If you can’t make it to an event, there are still ways you can participate in the movement from your own home, in your own kitchen. I bet if you’re a regular reader of this blog, you’re already doing things that make you a participant in this movement like paying attention to where you food comes from, eating less (or no) meat, and supporting local farmers.


But, if you’re looking for a way, even a small way to participate today, here are seven things you can do to stand with the participants of Occupy Our Food Supply.

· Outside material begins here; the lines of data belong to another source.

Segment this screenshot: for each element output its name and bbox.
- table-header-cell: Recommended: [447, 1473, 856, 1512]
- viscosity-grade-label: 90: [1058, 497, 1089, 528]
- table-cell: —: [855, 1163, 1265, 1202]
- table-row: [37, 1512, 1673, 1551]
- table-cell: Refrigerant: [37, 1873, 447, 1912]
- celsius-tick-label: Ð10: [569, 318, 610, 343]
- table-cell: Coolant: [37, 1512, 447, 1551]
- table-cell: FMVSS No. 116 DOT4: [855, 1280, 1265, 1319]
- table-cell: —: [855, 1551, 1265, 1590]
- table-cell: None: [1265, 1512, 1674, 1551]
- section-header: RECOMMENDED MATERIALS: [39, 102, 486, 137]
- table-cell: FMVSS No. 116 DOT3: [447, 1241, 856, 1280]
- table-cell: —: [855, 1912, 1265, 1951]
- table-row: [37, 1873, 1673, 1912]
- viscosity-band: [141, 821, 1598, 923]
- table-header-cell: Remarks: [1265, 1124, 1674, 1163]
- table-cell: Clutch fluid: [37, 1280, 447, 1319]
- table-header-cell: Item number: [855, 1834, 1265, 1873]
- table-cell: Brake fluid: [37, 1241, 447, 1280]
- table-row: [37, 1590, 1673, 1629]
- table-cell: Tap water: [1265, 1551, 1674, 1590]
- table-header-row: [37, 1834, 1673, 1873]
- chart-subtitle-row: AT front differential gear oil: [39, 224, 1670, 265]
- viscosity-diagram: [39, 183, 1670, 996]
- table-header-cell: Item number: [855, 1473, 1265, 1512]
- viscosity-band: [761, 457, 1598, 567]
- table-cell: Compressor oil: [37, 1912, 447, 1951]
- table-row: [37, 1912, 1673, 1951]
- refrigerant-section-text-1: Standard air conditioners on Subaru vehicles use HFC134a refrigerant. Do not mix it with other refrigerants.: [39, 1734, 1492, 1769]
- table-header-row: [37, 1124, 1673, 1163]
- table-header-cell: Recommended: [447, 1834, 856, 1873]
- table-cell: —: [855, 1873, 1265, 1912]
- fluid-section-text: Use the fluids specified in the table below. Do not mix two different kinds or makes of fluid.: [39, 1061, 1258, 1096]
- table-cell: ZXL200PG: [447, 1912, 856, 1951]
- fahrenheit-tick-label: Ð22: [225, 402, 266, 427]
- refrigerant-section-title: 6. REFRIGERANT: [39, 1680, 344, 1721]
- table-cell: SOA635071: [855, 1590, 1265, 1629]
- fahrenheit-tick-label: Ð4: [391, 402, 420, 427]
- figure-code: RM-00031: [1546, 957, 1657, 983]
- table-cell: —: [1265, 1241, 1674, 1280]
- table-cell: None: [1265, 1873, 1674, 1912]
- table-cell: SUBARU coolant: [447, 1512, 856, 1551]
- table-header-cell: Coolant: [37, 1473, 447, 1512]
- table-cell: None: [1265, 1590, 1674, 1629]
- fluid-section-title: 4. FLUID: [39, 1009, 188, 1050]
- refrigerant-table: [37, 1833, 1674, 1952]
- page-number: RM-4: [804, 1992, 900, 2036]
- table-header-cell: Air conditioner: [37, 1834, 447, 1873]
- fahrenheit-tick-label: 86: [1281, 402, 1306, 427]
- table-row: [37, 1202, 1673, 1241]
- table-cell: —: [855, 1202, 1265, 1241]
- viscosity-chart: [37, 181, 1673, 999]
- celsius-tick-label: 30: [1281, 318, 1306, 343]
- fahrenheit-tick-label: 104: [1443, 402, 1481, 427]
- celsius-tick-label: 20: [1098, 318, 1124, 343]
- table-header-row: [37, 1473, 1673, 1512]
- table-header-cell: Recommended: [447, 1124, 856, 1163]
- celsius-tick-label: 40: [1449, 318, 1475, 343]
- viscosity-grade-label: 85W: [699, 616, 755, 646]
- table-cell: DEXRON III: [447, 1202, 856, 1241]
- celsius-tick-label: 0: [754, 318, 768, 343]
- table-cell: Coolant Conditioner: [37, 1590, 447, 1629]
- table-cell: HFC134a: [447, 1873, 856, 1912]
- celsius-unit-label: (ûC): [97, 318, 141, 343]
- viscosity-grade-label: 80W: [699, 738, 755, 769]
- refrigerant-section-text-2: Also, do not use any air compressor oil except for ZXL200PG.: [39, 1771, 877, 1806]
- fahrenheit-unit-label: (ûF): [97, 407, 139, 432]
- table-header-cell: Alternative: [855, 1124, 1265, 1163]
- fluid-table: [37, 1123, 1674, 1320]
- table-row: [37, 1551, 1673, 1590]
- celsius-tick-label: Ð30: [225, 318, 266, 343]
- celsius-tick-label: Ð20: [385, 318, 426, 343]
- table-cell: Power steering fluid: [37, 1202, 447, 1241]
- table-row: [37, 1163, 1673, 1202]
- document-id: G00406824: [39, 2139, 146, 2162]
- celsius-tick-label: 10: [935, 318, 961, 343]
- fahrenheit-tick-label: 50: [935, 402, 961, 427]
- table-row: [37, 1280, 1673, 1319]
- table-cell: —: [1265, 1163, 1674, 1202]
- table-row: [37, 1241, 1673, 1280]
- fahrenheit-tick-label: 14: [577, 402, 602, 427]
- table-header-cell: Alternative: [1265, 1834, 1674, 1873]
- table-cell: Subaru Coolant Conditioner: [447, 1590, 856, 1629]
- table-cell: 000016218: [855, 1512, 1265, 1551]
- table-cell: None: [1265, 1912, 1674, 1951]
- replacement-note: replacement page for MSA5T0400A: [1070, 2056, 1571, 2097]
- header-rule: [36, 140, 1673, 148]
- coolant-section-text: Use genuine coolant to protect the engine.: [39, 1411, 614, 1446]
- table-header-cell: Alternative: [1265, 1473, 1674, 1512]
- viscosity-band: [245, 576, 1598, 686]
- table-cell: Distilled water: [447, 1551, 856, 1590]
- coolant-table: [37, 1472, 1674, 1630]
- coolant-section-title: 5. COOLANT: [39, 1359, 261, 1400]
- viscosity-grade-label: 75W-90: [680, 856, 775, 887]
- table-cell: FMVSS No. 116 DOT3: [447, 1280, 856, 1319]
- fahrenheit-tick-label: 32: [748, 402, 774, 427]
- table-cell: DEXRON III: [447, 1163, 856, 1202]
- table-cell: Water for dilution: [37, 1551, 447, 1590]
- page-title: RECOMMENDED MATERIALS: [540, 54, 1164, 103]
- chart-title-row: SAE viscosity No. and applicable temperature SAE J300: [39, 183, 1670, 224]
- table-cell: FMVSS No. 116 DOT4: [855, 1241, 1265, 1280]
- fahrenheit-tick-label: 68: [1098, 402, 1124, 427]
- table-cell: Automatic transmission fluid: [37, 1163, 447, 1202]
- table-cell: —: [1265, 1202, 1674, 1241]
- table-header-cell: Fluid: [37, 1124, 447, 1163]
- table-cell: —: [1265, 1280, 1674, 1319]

  1. Find out the opening date of your local farmers market this spring and mark it on your calendar, now. Make a commitment to attend opening day and spend as much as you can afford to give local farmers some much needed funds after the lean financial winter that most small farmers experience.
  2. Sign the Just Label It petition. Organizers of the petition hope to have 1 million signatures on a petition that lets the Food and Drug Administration know that Americans want clear labels on foods made with genetically engineered ingredients.
  3. Share a home cooked meal. If you cook with fresh, healthy ingredients, share one of your best dishes with someone else — a neighbor, your kids’ crossing guard, a family with a new baby or a sick family member, or anyone you think would benefit from a good, home cooked meal. Try this Minestrone Soup recipe if you can’t think of one. It’s loaded with lots of fresh, healthy ingredients and makes more than enough to share.
  4. Another way to share your food is to get involved with a food swap, an event where you swap your homemade foods for foods others have made. A list of food swap nationwide can be found at The Hip Girl’s Guide to Homemaking. Not only will you get some great homemade food, you’ll connect with other people in your community who care about good food.
  5. If you’re not already involved in Slow Food, Check out your local organization. See if there’s an event you can attend that will get you familiar with this organization that supports good, clean, fair food.
  6. Take the time to read Prince Charles’ speech from last year’s Future of Food Conference.
  7. Grow something. Even if it’s just a pot with parsley or basil on a windowsill. Once you realize how great just snipped herbs are in your food, you’ll probably get interested in growing something else. The more you grow yourself, the less you’ll need to buy from Big Ag.

What will you do today to Occupy Our Food Supply?